The project was announced in the fiscal 2009 budget year. Johns Hopkins University Applied Physics Laboratory designed and built the spacecraft, which was launched on 12 August 2018. It became the first NASA spacecraft named after a living person, honoring physicist Eugene Newman Parker, professor emeritus at the University of Chicago.
A memory card containing names submitted by over 1.1 million people was mounted on a plaque and installed below the spacecraft's high-gain antenna. The card also contains photos of Parker and a copy of his 1958 scientific paper predicting important aspects of solar physics.
On 29 October 2018, at about 18:04 UTC, the spacecraft became the closest ever artificial object to the Sun.

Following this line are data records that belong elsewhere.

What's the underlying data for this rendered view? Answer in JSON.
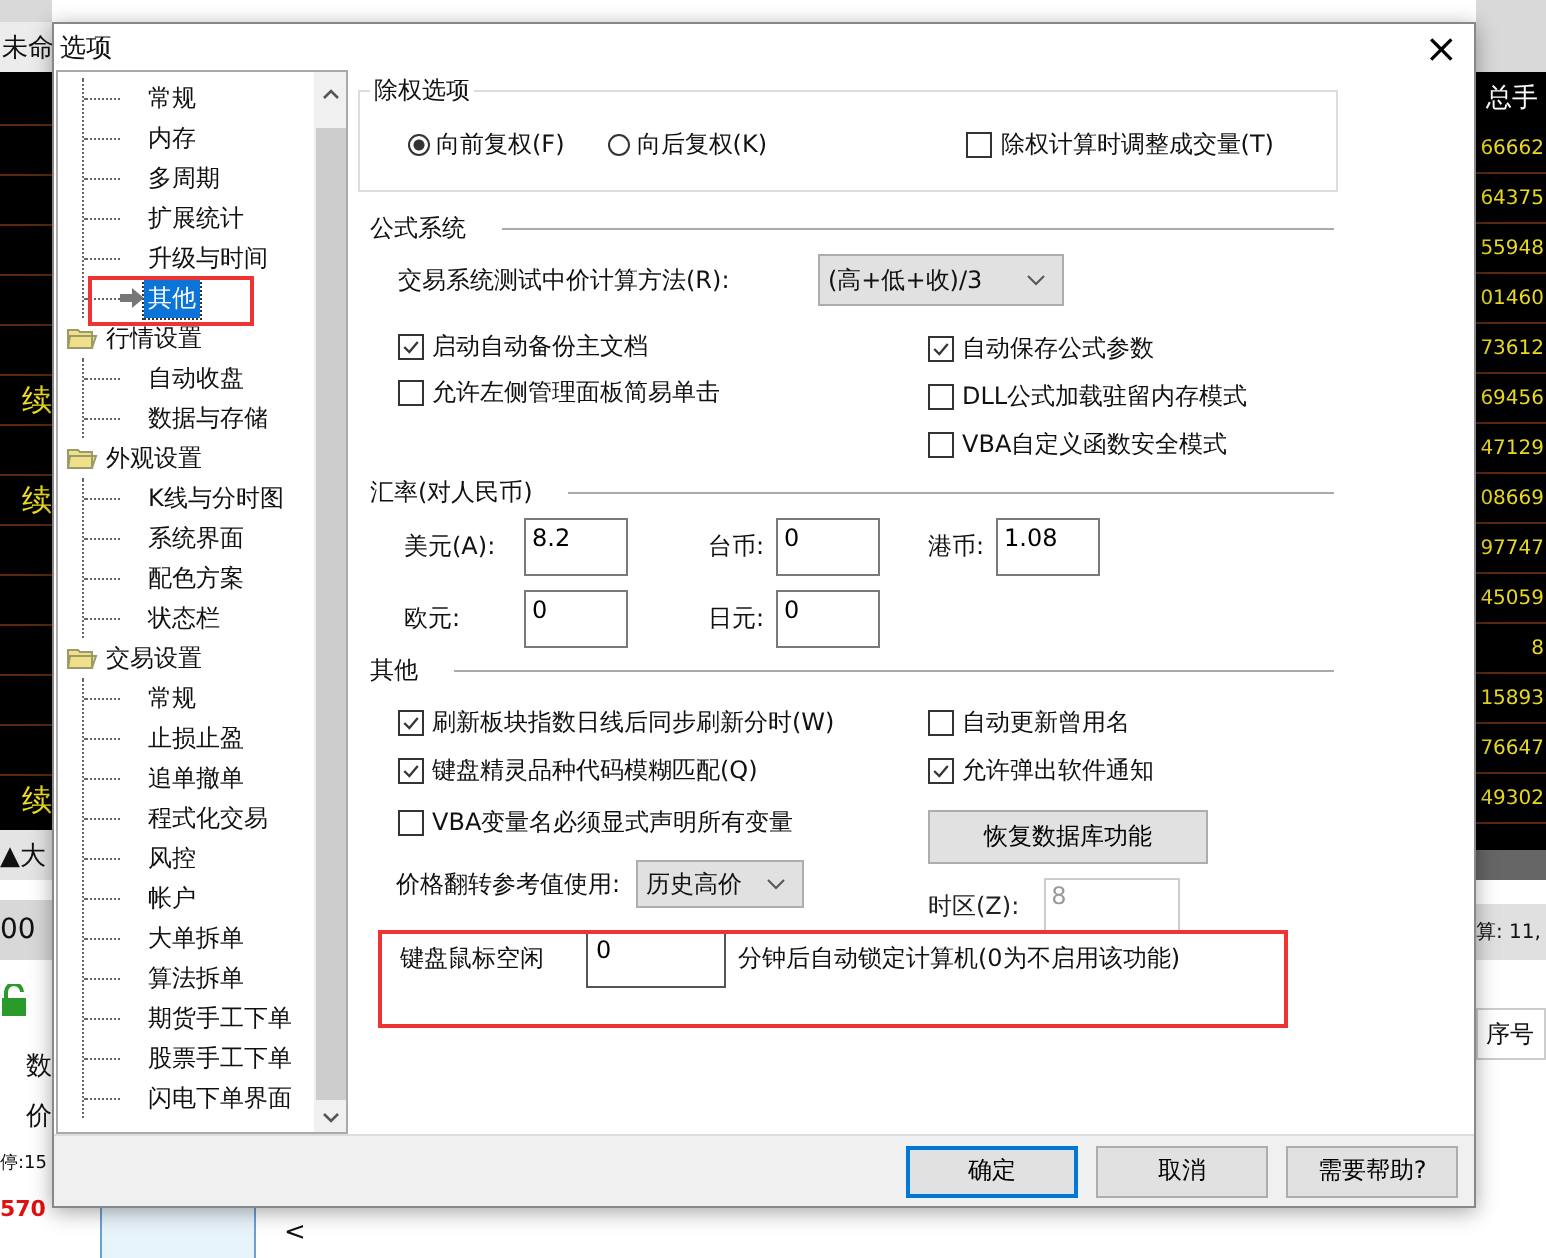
{
  "background_app": {
    "title": "未命",
    "left_cells": [
      null,
      null,
      null,
      null,
      null,
      "续",
      null,
      "续",
      null,
      null,
      null,
      null,
      null,
      "续"
    ],
    "left_tab": "▲大",
    "left_value": "00",
    "left_labels": [
      "数",
      "价"
    ],
    "left_status": "停:15",
    "left_price": "570",
    "right_header": "总手",
    "right_values": [
      "66662",
      "64375",
      "55948",
      "01460",
      "73612",
      "69456",
      "47129",
      "08669",
      "97747",
      "45059",
      "8",
      "15893",
      "76647",
      "49302"
    ],
    "right_status": "算: 11,",
    "right_column": "序号",
    "bottom_arrow": "<"
  },
  "dialog": {
    "title": "选项",
    "close": "×"
  },
  "tree": [
    {
      "children": [
        {
          "label": "常规",
          "selected": false
        },
        {
          "label": "内存",
          "selected": false
        },
        {
          "label": "多周期",
          "selected": false
        },
        {
          "label": "扩展统计",
          "selected": false
        },
        {
          "label": "升级与时间",
          "selected": false
        },
        {
          "label": "其他",
          "selected": true
        }
      ]
    },
    {
      "label": "行情设置",
      "expanded": true,
      "children": [
        {
          "label": "自动收盘",
          "selected": false
        },
        {
          "label": "数据与存储",
          "selected": false
        }
      ]
    },
    {
      "label": "外观设置",
      "expanded": true,
      "children": [
        {
          "label": "K线与分时图",
          "selected": false
        },
        {
          "label": "系统界面",
          "selected": false
        },
        {
          "label": "配色方案",
          "selected": false
        },
        {
          "label": "状态栏",
          "selected": false
        }
      ]
    },
    {
      "label": "交易设置",
      "expanded": true,
      "children": [
        {
          "label": "常规",
          "selected": false
        },
        {
          "label": "止损止盈",
          "selected": false
        },
        {
          "label": "追单撤单",
          "selected": false
        },
        {
          "label": "程式化交易",
          "selected": false
        },
        {
          "label": "风控",
          "selected": false
        },
        {
          "label": "帐户",
          "selected": false
        },
        {
          "label": "大单拆单",
          "selected": false
        },
        {
          "label": "算法拆单",
          "selected": false
        },
        {
          "label": "期货手工下单",
          "selected": false
        },
        {
          "label": "股票手工下单",
          "selected": false
        },
        {
          "label": "闪电下单界面",
          "selected": false
        }
      ]
    }
  ],
  "exright": {
    "title": "除权选项",
    "radios": [
      {
        "label": "向前复权(F)",
        "selected": true
      },
      {
        "label": "向后复权(K)",
        "selected": false
      }
    ],
    "option": {
      "label": "除权计算时调整成交量(T)",
      "checked": false
    }
  },
  "formula": {
    "title": "公式系统",
    "method_label": "交易系统测试中价计算方法(R):",
    "method_value": "(高+低+收)/3",
    "left_checks": [
      {
        "label": "启动自动备份主文档",
        "checked": true
      },
      {
        "label": "允许左侧管理面板简易单击",
        "checked": false
      }
    ],
    "right_checks": [
      {
        "label": "自动保存公式参数",
        "checked": true
      },
      {
        "label": "DLL公式加载驻留内存模式",
        "checked": false
      },
      {
        "label": "VBA自定义函数安全模式",
        "checked": false
      }
    ]
  },
  "rates": {
    "title": "汇率(对人民币)",
    "rows": [
      [
        {
          "label": "美元(A):",
          "value": "8.2"
        },
        {
          "label": "台币:",
          "value": "0"
        },
        {
          "label": "港币:",
          "value": "1.08"
        }
      ],
      [
        {
          "label": "欧元:",
          "value": "0"
        },
        {
          "label": "日元:",
          "value": "0"
        }
      ]
    ]
  },
  "other": {
    "title": "其他",
    "left_checks": [
      {
        "label": "刷新板块指数日线后同步刷新分时(W)",
        "checked": true
      },
      {
        "label": "键盘精灵品种代码模糊匹配(Q)",
        "checked": true
      },
      {
        "label": "VBA变量名必须显式声明所有变量",
        "checked": false
      }
    ],
    "right_checks": [
      {
        "label": "自动更新曾用名",
        "checked": false
      },
      {
        "label": "允许弹出软件通知",
        "checked": true
      }
    ],
    "restore_button": "恢复数据库功能",
    "flip_label": "价格翻转参考值使用:",
    "flip_value": "历史高价",
    "zone_label": "时区(Z):",
    "zone_value": "8",
    "zone_disabled": true,
    "idle_label": "键盘鼠标空闲",
    "idle_value": "0",
    "idle_suffix": "分钟后自动锁定计算机(0为不启用该功能)"
  },
  "buttons": [
    {
      "label": "确定",
      "default": true
    },
    {
      "label": "取消",
      "default": false
    },
    {
      "label": "需要帮助?",
      "default": false
    }
  ]
}
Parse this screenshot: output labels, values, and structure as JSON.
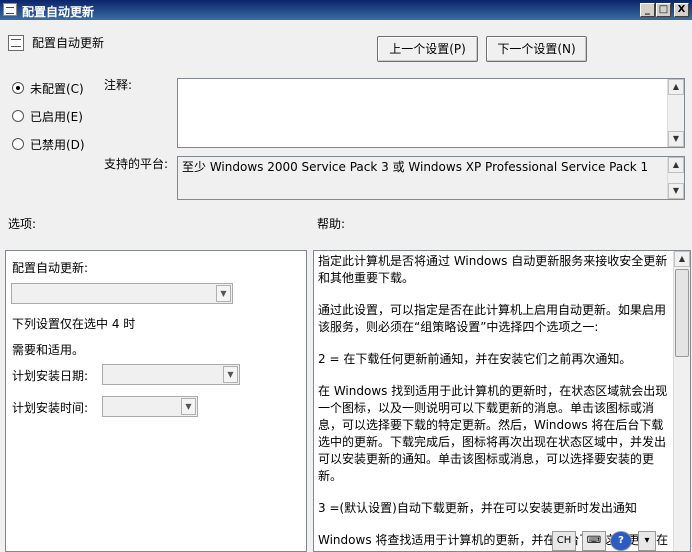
{
  "window": {
    "title": "配置自动更新",
    "minimize_glyph": "_",
    "maximize_glyph": "□",
    "close_glyph": "X"
  },
  "header": {
    "policy_name": "配置自动更新",
    "prev_button": "上一个设置(P)",
    "next_button": "下一个设置(N)"
  },
  "state_options": [
    {
      "label": "未配置(C)",
      "checked": true
    },
    {
      "label": "已启用(E)",
      "checked": false
    },
    {
      "label": "已禁用(D)",
      "checked": false
    }
  ],
  "comment": {
    "label": "注释:",
    "value": ""
  },
  "platform": {
    "label": "支持的平台:",
    "value": "至少 Windows 2000 Service Pack 3 或 Windows XP Professional Service Pack 1"
  },
  "options": {
    "section_label": "选项:",
    "configure_label": "配置自动更新:",
    "configure_value": "",
    "note_line1": "下列设置仅在选中 4 时",
    "note_line2": "需要和适用。",
    "schedule_day_label": "计划安装日期:",
    "schedule_day_value": "",
    "schedule_time_label": "计划安装时间:",
    "schedule_time_value": ""
  },
  "help": {
    "section_label": "帮助:",
    "paragraphs": [
      "指定此计算机是否将通过 Windows 自动更新服务来接收安全更新和其他重要下载。",
      "通过此设置，可以指定是否在此计算机上启用自动更新。如果启用该服务，则必须在“组策略设置”中选择四个选项之一:",
      "2 = 在下载任何更新前通知，并在安装它们之前再次通知。",
      "在 Windows 找到适用于此计算机的更新时，在状态区域就会出现一个图标，以及一则说明可以下载更新的消息。单击该图标或消息，可以选择要下载的特定更新。然后，Windows 将在后台下载选中的更新。下载完成后，图标将再次出现在状态区域中，并发出可以安装更新的通知。单击该图标或消息，可以选择要安装的更新。",
      "3 =(默认设置)自动下载更新，并在可以安装更新时发出通知",
      "Windows 将查找适用于计算机的更新，并在后台下载这些更新(在"
    ]
  },
  "tray": {
    "ime_label": "CH",
    "help_glyph": "?"
  }
}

The previous record, 42.73 million kilometres (26.55 million miles) from the Sun's surface, was set by the Helios 2 spacecraft in April 1976. At its perihelion on 27 September 2023, the PSP's closest approach was 7.26 million kilometres (4.51 million miles), reaching this distance again on 29 March 2024. This will be surpassed after the remaining flyby of Venus.
On 24 December 2024 at 11:53 UTC, PSP is due to make its closest approach to the sun so far, coming to a distance of 6.1 million km (3.8 million miles) from the surface. If it survives the manoeuvre, it is expected to transmit a status update back to Earth on 28 December, due to arrive at 05:00 UTC.